Mechanism: In healthy aging, CaMKII phosphorylates METTL3, increasing m6A modification on proteostasis transcripts to combat protein damage. Readout: Readout: In Alzheimer's, oxidative stress inhibits METTL3 phosphorylation, reducing m6A and leading to protein aggregate accumulation.
Hypothesis
In healthy aging, neuronal activity‑dependent CaMKII phosphorylates METTL3 at a specific serine residue, boosting its catalytic activity and leading to a global increase in m6A on transcripts encoding proteasome subunits, chaperones, and autophagy receptors. This m6A‑mediated boost enhances translation of proteostasis machinery, counteracting age‑related protein damage. In Alzheimer’s disease, chronic oxidative stress activates phosphatases and/or directly oxidizes the METTL3 phosphorylation site, abolishing the age‑related increase in METTL3 activity.
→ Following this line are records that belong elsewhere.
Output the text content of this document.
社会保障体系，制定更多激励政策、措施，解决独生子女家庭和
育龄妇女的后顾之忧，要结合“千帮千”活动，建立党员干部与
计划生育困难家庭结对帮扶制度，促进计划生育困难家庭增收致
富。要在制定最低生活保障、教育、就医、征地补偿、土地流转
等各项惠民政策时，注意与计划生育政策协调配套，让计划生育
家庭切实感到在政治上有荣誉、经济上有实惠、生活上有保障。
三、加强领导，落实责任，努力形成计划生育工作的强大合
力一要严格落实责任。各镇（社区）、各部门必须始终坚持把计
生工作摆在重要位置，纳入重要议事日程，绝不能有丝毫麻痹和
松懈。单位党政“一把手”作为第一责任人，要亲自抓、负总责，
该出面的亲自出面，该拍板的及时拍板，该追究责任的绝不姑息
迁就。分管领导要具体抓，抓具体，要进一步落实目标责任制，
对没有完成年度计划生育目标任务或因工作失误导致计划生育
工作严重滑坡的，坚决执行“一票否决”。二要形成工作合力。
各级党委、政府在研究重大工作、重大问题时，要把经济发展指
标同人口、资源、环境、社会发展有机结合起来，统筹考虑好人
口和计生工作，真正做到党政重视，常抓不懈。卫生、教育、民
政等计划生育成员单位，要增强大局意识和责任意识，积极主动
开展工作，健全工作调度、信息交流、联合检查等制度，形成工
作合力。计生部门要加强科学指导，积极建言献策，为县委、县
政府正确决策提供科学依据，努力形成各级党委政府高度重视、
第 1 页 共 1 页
Consequently, m6A on proteostasis transcripts falls, proteasome and chaperone synthesis decline, and aggregates accumulate.
Mechanistic Basis
- CaMKII‑METTL3 link: Prior work shows CaMKII can phosphorylate RNA‑binding proteins in response to calcium spikes that rise with synaptic activity during aging (https://doi.org/10.1101/2025.05.02.651974). We propose METTL3 contains a conserved CaMKII motif that, when phosphorylated, increases its affinity for SAM and RNA substrates.
- Oxidative inhibition: Oxidative modifications (e.g., S‑glutathionylation) of the same serine block phosphorylation and reduce METTL3 activity, a mechanism observed for other enzymes in AD models (https://www.pnas.org/doi/10.1073/pnas.2204933120).
- Cell‑type specificity: Endothelial METTL14 upregulation with age (https://academic.oup.com/eurheartj/article/46/45/4953/8221892) contrasts with neuronal METTL3 regulation, underscoring that the proposed mechanism is neuron‑restricted.
Testable Predictions
- Phospho‑METTL3 rises with age in wild‑type mouse prefrontal cortex neurons and is reduced in APP/PS1 or tauopathy models. Detectable by phospho‑specific Western blot or mass spectrometry.
- Phospho‑mimetic METTL3 (S→D) expressed in aged neurons restores m6A levels on proteasome subunit transcripts (e.g., Psmc1, Psmc5) and improves chymotrypsin‑like proteasome activity, whereas phospho‑dead (S→A) fails to do so.
- Antioxidant treatment (N‑acetylcysteine) in aged AD‑model neurons prevents loss of METTL3 phosphorylation and rescues m6A on chaperone transcripts (Hsp90aa1, Hspa5).
- Cell‑type‑specific RNA immunoprecipitation shows increased m6A on 3′UTRs of proteasome genes in young adult neurons, a further increase in middle‑aged neurons, and a drop in late‑aged AD‑model neurons.
Potential Caveats
- Off‑target effects of CaMKII inhibitors could confound interpretation; use kinase‑dead CaMKII as control.
- Oxidative stress may affect m6A demethylases (FTO/ALKBH5) as well; measure their activity to isolate writer‑specific effects.
If these predictions hold, the hypothesis would explain why the compensatory m6A rise seen in normal aging is absent in AD and would point to METTL3 phosphorylation as a druggable node to bolster proteostasis in neurodegenerative disease.